La notion de « masque de caractère » que Marx utilisait ne nous est pas étrangère puisque, très prisée en RFA dans les années 1970, elle fut reprise plusieurs fois au début de Temps critiques, par Bodo Schulze, dans sa perspective d’un « capital automate ». Une perspective que nous avons progressivement abandonnée à partir du n° 8 pour poser la question de la nécessité ou non de l’intervention politique d’une part et celle de la puissance du capital d’autre part, les rapports sociaux d’exploitation ne nous paraissant plus rendre compte de la globalité du processus de domination en cours. C’est une voie que nous avons continué d’explorer, surtout à partir du n°15 et du livre Après la révolution du capital quand nous avons voulu analyser le redéploiement de l’ancien État-nation dans sa forme réseau plus récente au sein de ce que nous avons décrit comme les trois niveaux de la domination du capital. Non pas donc un capital toujours plus impersonnel, mais un capital comme pouvoir pour reprendre le titre du livre de Nitzan et Bichler.

C’est ce que ne voit pas Jappe quand il utilise la notion de « masque de caractère » pour dénoncer, comme s’il était le premier ou comme si ça servait à quelque chose, le danger que représenterait l’illusion démocratique d’une part, la croyance en un changement de politique d’autre part. Il est pourtant paradoxal et assez donquichottesque de penser une activité anti-politique possible quand on énonce justement le caractère impersonnel de la domination et la notion de fétichisme social comme recouvrant toute la réalité du rapport social.

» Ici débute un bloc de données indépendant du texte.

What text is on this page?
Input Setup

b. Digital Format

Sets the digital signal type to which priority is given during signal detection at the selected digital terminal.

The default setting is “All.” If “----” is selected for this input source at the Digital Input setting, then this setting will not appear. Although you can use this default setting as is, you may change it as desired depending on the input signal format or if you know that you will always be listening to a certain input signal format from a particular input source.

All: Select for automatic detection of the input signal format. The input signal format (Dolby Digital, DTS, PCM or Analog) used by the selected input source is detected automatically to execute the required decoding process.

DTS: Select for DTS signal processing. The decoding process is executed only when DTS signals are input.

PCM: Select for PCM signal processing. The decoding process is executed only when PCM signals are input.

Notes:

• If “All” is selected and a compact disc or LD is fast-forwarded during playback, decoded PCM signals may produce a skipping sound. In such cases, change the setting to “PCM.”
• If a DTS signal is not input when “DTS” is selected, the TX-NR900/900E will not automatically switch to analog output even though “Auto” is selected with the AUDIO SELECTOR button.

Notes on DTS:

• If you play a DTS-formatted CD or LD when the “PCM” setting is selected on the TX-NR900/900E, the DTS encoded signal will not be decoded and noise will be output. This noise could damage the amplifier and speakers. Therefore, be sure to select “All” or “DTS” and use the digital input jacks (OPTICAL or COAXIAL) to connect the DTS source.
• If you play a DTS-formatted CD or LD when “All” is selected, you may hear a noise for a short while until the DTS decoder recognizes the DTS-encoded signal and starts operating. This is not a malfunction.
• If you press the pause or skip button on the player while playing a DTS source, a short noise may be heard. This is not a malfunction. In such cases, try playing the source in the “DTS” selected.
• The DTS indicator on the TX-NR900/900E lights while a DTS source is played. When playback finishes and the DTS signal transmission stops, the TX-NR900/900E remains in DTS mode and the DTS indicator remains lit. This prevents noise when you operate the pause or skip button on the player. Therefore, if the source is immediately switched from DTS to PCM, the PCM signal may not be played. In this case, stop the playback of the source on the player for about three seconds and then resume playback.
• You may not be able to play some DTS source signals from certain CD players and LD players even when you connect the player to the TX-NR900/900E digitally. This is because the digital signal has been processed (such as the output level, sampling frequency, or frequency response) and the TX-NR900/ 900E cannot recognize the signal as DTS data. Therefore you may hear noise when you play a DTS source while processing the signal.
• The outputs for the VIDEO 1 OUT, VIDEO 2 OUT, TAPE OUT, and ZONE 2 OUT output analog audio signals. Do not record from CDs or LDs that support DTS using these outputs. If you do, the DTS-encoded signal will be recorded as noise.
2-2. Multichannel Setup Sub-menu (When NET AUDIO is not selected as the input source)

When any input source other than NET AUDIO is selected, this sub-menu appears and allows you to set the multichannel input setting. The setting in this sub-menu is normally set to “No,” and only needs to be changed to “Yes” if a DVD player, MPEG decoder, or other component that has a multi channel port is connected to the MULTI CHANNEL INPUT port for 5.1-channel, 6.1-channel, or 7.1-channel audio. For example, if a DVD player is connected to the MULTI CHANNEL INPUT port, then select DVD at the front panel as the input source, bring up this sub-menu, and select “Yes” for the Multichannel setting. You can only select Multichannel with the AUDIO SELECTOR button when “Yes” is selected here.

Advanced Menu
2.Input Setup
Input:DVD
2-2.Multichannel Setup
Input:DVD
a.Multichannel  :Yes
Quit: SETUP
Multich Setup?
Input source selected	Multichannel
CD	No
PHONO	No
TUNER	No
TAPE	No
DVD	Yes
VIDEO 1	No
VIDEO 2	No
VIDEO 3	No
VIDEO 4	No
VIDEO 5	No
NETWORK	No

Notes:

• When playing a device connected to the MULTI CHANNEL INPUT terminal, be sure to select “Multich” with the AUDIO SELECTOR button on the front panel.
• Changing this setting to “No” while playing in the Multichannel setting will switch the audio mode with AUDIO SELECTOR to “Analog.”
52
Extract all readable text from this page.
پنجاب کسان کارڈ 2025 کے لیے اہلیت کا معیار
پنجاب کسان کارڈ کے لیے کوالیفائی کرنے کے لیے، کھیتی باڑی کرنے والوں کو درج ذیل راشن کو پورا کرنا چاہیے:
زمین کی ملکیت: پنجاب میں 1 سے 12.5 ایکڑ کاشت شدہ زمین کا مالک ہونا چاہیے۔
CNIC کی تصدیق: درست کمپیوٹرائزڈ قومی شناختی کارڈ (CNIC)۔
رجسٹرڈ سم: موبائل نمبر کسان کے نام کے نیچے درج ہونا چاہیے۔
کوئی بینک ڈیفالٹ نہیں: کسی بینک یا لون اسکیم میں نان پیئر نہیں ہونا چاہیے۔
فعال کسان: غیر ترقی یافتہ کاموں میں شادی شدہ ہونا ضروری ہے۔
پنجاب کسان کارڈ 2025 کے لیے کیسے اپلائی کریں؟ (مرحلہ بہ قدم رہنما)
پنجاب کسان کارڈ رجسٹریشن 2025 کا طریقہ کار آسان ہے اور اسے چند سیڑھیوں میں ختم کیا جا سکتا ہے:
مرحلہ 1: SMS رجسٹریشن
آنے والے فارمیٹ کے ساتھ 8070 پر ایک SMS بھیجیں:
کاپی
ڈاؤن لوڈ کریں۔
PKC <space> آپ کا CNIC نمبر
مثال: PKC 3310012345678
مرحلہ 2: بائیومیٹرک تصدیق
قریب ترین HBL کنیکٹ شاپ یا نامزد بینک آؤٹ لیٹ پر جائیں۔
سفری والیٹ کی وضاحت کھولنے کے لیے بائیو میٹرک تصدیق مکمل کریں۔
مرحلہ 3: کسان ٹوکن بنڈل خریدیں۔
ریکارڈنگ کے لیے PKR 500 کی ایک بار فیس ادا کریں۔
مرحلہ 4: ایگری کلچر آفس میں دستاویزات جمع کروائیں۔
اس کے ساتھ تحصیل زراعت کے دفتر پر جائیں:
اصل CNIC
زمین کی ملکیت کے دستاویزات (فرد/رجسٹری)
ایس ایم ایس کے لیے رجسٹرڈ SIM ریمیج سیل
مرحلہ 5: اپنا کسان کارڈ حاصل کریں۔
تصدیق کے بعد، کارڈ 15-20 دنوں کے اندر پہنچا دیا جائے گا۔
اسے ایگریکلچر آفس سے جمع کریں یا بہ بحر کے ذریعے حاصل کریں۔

Cette incapacité à tenir compte du « pouvoir du capital » ne permet pourtant pas de comprendre le passage de la société féodale finissante et donc déjà bien pénétrée par les flux de capital, à la société bourgeoise. Édifiant est à cet égard le texte de palim psao : «  Pour sortir de la société capitaliste peut-on s’appuyer sur les institutions existantes. Pour une lutte antipolitique » qui se trouve sur le même site, en parallèle au texte de Jappe. Le rôle de la « grande révolution française » (avec des guillemets au cas où on ne comprendrait pas) y est largement sous-estimée comme d’ailleurs sûrement et c’est un point partagée aussi par les « communisateurs », l’importance de tout événement qui ne serait pas … la crise !

Dans le texte de palim psao, la révolution française n’est plus qu’un « grand récit » (je n’invente rien !). Le structuralisme du capital automate rejoint la phraséologie post-moderne sur la fin de l’Histoire et la destruction du sujet.

Cette incapacité à penser les « passages » entre époque, à cerner les éléments et les événements dissolvants de l’ancien, bref des ruptures se retrouve dans l’incapacité à penser le passage de la domination formelle à la domination réelle du capital autrement que sous l’angle de la valeur et du travail et sans prendre en compte les événements révolutionnaires, les institutions qui viennent ensuite les sédimenter, dans la victoire comme dans la défaite, mais qui ne peuvent être réduites à de simples superstructures qui ne feraient que refléter l’infrastructure d’un mode de production.

C’est justement ce rôle particulier des institutions dont nous avons toujours tenu compte que ce soit dans nos analyses sur l’école ou plus généralement au niveau général de l’Institution. Une attention qui permet de comprendre pourquoi JG a si bien rendu compte, dans le passage à l’État-réseau, de ce qu’il a appelé « l’institution résorbée ».

Et dire cela ne nous a jamais conduit à aller voter ou croire à l’autogestion ou à Syriza et Podemos !
JW


Le 20/05/2014

Jacques,

J’avais l’intention de répondre, mais est-ce utile de répondre une énième fois à une « énième diatribe contre la chrématistique »?

N’y a-t-il pas d’autres sujets plus intéressants qui réclament notre énergie?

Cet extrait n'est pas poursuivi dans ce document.